DE LA SIDÉRATION À LA PRÉVENTION
Face à une image violente, les émotions priment sur le raisonnement, pouvant provoquer de la « sidération, des angoisses, ou encore un vécu d’abandon lorsque les adultes sont eux-mêmes sidérés ou absents psychiquement ». Ces « blessures médiatiques » se traduisent par des symptômes visibles tels que : agitation, troubles du sommeil, peurs inexpliquées ou difficultés d’apprentissage, et « ne se soignent pas avec un médicament ». Les parents et les professionnel·les ont un rôle essentiel « pour repérer ces troubles », mais surtout « pour les prévenir, en éduquant les enfants dès le plus jeune âge, aux images », mettre des mots et parler autour des images, celles qui font peur autant que celles qui font plaisir.

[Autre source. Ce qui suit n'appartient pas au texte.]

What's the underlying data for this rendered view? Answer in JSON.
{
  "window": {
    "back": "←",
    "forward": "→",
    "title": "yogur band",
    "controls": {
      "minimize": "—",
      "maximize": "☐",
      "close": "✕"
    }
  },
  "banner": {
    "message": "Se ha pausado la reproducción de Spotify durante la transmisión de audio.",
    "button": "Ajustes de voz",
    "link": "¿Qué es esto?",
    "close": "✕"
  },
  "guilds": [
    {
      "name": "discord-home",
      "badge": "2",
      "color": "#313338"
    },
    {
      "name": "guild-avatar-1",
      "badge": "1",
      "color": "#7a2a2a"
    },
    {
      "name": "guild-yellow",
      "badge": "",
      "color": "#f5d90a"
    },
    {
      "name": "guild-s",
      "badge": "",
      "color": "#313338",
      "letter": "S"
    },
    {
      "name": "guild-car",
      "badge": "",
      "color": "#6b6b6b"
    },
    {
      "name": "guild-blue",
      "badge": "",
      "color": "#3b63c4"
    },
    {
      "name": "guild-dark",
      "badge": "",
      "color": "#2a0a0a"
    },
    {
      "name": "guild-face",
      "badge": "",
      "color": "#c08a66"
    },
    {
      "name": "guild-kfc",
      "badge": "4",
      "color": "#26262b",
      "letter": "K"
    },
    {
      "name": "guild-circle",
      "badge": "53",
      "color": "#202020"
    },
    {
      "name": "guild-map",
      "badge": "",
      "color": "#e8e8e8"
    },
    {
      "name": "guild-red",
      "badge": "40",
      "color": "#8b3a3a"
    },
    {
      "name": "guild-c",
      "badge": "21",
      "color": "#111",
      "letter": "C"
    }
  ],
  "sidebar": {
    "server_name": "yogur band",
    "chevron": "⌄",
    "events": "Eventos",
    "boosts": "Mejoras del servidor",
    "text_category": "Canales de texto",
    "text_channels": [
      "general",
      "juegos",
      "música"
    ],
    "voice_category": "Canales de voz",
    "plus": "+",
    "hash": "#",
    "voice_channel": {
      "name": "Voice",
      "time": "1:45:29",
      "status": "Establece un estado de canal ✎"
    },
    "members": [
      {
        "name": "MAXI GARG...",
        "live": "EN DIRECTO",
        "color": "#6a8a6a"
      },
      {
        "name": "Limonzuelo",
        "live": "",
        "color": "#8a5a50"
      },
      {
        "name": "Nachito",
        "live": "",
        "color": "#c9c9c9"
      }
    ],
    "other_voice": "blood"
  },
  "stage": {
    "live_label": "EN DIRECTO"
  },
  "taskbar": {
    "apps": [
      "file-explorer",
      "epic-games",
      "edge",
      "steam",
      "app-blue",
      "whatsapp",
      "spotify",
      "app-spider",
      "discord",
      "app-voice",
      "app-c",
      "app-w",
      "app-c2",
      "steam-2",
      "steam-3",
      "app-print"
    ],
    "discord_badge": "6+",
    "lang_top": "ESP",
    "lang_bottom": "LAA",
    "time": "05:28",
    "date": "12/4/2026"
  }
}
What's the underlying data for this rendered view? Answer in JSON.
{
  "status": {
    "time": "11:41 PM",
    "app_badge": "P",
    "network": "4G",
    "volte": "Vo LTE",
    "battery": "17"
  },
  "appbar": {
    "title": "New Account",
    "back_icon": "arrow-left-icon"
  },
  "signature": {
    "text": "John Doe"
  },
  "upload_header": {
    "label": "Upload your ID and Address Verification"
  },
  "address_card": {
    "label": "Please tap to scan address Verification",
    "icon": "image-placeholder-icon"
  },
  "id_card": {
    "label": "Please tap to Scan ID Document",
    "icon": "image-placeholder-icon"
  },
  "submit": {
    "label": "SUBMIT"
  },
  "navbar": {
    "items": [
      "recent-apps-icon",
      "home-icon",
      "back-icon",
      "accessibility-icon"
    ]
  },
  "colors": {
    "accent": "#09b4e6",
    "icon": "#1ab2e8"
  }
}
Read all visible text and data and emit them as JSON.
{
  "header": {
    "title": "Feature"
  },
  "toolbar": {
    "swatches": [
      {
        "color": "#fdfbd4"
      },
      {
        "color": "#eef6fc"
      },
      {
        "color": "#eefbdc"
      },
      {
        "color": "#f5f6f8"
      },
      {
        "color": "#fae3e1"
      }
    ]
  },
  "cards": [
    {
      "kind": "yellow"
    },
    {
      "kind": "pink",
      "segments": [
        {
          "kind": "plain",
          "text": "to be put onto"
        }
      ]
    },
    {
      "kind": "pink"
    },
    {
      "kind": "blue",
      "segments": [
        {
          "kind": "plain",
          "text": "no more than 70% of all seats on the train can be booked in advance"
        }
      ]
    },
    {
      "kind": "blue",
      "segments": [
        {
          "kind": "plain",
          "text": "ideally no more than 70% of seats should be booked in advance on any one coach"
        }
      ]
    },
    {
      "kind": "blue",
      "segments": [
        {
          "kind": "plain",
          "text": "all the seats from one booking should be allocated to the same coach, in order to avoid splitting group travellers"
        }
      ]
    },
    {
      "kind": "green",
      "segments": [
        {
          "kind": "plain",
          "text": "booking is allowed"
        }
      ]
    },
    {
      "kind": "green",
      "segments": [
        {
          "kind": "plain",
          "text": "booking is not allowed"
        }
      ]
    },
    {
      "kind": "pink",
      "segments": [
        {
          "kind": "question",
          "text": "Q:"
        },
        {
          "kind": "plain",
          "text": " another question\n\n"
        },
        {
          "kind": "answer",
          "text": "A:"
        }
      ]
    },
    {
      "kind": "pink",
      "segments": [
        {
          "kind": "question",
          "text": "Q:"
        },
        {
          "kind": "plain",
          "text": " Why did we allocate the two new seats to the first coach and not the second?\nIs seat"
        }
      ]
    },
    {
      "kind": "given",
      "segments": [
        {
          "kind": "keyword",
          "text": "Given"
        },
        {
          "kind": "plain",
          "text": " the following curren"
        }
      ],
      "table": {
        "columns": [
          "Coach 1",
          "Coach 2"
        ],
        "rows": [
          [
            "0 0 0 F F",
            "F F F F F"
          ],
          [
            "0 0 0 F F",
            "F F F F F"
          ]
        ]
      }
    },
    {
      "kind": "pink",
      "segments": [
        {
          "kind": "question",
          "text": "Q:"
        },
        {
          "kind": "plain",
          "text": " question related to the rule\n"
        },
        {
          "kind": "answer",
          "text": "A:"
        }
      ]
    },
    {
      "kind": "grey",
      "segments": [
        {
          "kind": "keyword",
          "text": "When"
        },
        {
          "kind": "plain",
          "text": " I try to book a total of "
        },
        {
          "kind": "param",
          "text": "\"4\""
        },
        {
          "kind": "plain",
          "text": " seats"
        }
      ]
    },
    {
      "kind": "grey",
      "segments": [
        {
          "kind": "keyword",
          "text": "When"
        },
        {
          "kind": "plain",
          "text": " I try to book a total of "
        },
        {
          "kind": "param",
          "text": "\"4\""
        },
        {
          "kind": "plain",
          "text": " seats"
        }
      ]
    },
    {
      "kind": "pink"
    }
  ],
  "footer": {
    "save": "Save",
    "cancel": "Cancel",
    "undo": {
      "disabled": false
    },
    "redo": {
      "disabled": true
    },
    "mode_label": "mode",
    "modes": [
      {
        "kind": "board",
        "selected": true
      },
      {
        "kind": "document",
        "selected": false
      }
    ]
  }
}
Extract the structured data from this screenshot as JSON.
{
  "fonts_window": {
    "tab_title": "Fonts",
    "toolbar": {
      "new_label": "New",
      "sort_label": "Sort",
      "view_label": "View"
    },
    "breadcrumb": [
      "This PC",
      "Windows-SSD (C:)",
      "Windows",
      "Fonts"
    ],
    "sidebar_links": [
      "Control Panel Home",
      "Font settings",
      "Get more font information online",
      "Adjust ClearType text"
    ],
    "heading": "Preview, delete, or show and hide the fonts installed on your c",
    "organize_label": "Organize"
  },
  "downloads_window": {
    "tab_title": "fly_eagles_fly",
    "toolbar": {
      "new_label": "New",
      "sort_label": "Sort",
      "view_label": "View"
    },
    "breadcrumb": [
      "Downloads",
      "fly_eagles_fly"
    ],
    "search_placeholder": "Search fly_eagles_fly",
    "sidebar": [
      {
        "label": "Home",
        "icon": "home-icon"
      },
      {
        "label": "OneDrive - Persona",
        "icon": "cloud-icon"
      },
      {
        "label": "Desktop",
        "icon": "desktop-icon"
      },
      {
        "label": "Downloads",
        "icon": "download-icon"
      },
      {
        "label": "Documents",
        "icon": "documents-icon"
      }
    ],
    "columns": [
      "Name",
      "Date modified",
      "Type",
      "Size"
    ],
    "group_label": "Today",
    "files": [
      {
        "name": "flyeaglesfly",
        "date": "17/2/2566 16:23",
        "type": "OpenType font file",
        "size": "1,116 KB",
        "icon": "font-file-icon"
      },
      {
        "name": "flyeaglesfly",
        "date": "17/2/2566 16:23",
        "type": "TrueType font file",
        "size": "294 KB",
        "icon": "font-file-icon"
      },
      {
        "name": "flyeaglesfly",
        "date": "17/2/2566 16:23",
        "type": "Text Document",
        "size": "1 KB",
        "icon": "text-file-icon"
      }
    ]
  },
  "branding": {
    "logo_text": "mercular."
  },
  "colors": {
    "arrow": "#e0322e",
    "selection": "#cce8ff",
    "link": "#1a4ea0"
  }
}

C’est aussi ce que préconise Serge Tisseron, psychiatre, notamment par un « débriefing après visionnage » en insistant sur le fait de ne jamais laisser un enfant seul après des images fortes. Dans un rapport remis en 2018 au Centre national de cinématographie, il propose ainsi plusieurs pistes pour contrer les effets traumatiques de certaines images, comme la nécessité d’évaluer et de marquer les contenus audiovisuels en fonction de l’âge des enfants, y compris les journaux télévisés, d’obliger les chaînes à créer des journaux télévisés spécifiques pour les enfants, ou encore de remplacer les interdictions strictes par des mentions du type “peut perturber un enfant de moins de…” afin de responsabiliser les parents et d’ouvrir le débat familial.
Pour Hélène Romano, il est vital que les adultes établissent au plus tôt un rapport aux images pour qu’un lien de confiance puisse exister entre enfants et adultes, afin que les enfants se sentent libres de s’exprimer. Pour elle, « la liberté de penser, la liberté de parler n’ont pas de prix face à la guerre ».